Comme indiqué dans les didascalies, Lorenzo arrive bientôt. Je tiens à ce qu'il soit tout de noir vêtu, les yeux maquillés de noir également pour assombrir son regard. Il gardera un sourire hypocrite ainsi qu'un ton doucereux au cours de la scène. Il doit également démontrer un intérêt certain pour la cotte de maille du duc. Il se déplacera de long en large sur la scène, en parlant au duc mais aussi en contemplant le vêtement qu'il tiendra entre ses mains précautionneusement. La fierté doit transparaître dans la voix du duc lorsqu'il en parle : il faut que le spectateur puisse voir combien il y tient.
Lorsqu'il feint d'avoir perdu sa guitare, Lorenzo doit surjouer, accentuer l'interrogation car il s'agit d'un prétexte pour voler la cotte de maille et sortir.
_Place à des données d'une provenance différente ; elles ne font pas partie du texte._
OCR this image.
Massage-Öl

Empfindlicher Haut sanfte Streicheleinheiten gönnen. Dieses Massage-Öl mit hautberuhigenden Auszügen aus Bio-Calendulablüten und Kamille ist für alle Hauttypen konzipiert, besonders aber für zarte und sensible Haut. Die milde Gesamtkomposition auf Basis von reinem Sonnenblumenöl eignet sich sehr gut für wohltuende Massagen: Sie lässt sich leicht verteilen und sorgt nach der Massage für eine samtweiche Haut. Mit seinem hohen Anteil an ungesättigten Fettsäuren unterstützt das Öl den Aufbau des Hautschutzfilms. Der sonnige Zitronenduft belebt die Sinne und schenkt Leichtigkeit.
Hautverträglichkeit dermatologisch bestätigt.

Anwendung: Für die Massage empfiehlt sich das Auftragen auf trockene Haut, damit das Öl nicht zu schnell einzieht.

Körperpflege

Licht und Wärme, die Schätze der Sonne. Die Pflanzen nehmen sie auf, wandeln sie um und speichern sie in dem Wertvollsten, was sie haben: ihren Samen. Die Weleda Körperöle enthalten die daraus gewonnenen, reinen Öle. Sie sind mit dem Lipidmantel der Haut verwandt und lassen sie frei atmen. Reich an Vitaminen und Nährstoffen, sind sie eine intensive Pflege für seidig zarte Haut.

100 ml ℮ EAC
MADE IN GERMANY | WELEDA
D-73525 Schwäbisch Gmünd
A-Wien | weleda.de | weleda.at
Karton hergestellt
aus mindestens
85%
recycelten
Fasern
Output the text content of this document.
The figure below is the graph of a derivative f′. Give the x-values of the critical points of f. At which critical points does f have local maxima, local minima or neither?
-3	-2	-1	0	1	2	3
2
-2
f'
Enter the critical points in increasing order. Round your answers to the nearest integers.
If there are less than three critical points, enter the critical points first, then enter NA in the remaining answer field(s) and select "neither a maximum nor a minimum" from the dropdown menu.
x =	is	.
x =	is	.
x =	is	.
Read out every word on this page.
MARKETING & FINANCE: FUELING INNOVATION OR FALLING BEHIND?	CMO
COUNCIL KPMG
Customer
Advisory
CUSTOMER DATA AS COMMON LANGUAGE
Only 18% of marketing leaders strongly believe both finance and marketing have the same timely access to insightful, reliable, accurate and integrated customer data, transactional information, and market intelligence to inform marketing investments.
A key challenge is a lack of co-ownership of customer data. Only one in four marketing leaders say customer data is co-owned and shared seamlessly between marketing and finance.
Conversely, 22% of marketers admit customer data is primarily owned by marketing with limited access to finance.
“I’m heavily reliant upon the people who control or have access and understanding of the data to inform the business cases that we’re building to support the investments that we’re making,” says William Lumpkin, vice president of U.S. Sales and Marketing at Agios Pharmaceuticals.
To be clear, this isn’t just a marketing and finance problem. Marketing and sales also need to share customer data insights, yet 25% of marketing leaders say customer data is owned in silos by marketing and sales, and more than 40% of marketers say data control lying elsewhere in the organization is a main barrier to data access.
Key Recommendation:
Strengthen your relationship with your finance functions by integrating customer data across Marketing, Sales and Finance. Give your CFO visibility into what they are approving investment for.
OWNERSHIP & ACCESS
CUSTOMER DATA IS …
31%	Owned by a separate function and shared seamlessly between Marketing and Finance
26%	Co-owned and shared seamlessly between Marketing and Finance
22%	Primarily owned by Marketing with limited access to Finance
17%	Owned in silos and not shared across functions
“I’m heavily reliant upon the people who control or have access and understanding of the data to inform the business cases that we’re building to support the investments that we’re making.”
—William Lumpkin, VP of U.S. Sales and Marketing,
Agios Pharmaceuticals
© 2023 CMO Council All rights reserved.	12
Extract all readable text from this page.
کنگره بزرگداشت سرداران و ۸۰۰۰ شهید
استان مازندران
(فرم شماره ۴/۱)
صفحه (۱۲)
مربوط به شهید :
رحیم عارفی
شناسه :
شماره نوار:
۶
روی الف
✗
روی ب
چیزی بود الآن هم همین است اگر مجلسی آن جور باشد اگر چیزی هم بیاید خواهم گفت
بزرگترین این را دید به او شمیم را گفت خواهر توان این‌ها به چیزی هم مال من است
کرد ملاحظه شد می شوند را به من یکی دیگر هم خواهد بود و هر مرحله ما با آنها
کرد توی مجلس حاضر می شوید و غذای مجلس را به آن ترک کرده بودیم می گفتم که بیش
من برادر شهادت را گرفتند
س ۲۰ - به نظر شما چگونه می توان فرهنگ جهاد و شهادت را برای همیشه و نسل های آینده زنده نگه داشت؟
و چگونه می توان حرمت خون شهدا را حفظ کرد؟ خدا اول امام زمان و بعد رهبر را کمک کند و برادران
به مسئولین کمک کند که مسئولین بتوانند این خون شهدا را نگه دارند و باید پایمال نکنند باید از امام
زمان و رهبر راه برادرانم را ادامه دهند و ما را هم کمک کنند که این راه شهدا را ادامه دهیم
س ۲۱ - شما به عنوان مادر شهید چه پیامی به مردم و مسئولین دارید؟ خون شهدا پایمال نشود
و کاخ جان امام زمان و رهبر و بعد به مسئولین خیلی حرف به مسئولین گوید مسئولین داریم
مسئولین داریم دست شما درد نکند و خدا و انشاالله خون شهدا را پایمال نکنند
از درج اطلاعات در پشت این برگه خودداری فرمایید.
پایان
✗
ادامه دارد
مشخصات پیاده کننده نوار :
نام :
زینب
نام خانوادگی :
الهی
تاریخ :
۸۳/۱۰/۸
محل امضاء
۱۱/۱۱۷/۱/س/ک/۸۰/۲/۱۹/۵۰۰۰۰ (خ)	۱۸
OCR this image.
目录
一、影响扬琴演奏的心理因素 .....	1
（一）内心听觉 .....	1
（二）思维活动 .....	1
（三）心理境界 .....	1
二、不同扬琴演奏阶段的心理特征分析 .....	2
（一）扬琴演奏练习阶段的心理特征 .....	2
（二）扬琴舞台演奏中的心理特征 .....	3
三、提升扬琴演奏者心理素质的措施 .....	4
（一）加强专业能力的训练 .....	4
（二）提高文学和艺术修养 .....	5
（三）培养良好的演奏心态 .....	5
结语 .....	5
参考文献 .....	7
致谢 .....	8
Il regarde donc autour de lui voire en tournant plusieurs fois sur lui-même, peut même se frapper le front et sortir d'un air faussement perturbé.
Peu de temps plus tard, Giomo doit se pencher à la fausse fenêtre en prenant un air intrigué ou pointe un léger ton accusateur. On doit comprendre qu'il se passe quelque chose d'anormal.
La panique doit peu à peu s'instaurer dans la scène alors que la recherche de la cotte de maille devient de plus en plus vaine. Tebaldeo peut s'en aller au moment où il annonce la fin du portrait. Le duc et Giomo peuvent maintenant se déplacer à grands pas sur scène en regardant frénétiquement autour d'eux.
Quand Lorenzo reparaît sur scène, le duc lui demande d'un ton accusateur où se trouve le précieux vêtement. Lorenzo doit alors répondre d'un ton désinvolte, léger en montrant quelques endroits au hasard. Puis, il lève sa guitare pour la montrer aux autres et commence à chanter de manière guillerette. Le duc doit ensuite hurler "Que le diable t'emporte ! c'est toi qui l'as égarée." comme s'il allait piquer une crise. Lorenzo le calme rapidement puis le prend par le bras pour quitter la scène contrairement à la didascalie indiquant qu'Alexandre s'assoit à côté de Lorenzo.
Il ne reste donc plus que Giomo qui récite sa tirade d'un air soupçonneux et sceptique en faisant les cent pas. Puis il haussera les épaules en décrétant qu'elle doit être sous un fauteuil. Lorsque tout redeviendra noir, je tiens à ce que cette musique soit présente :
car elle témoigne du suspens qui s'installe au fur et à mesure de la pièce.
Je compte sur vous pour donner le meilleur de vous-même, bien que je ne doute pas un seul instant de votre efficacité.
Signé : votre metteur en scène préféré.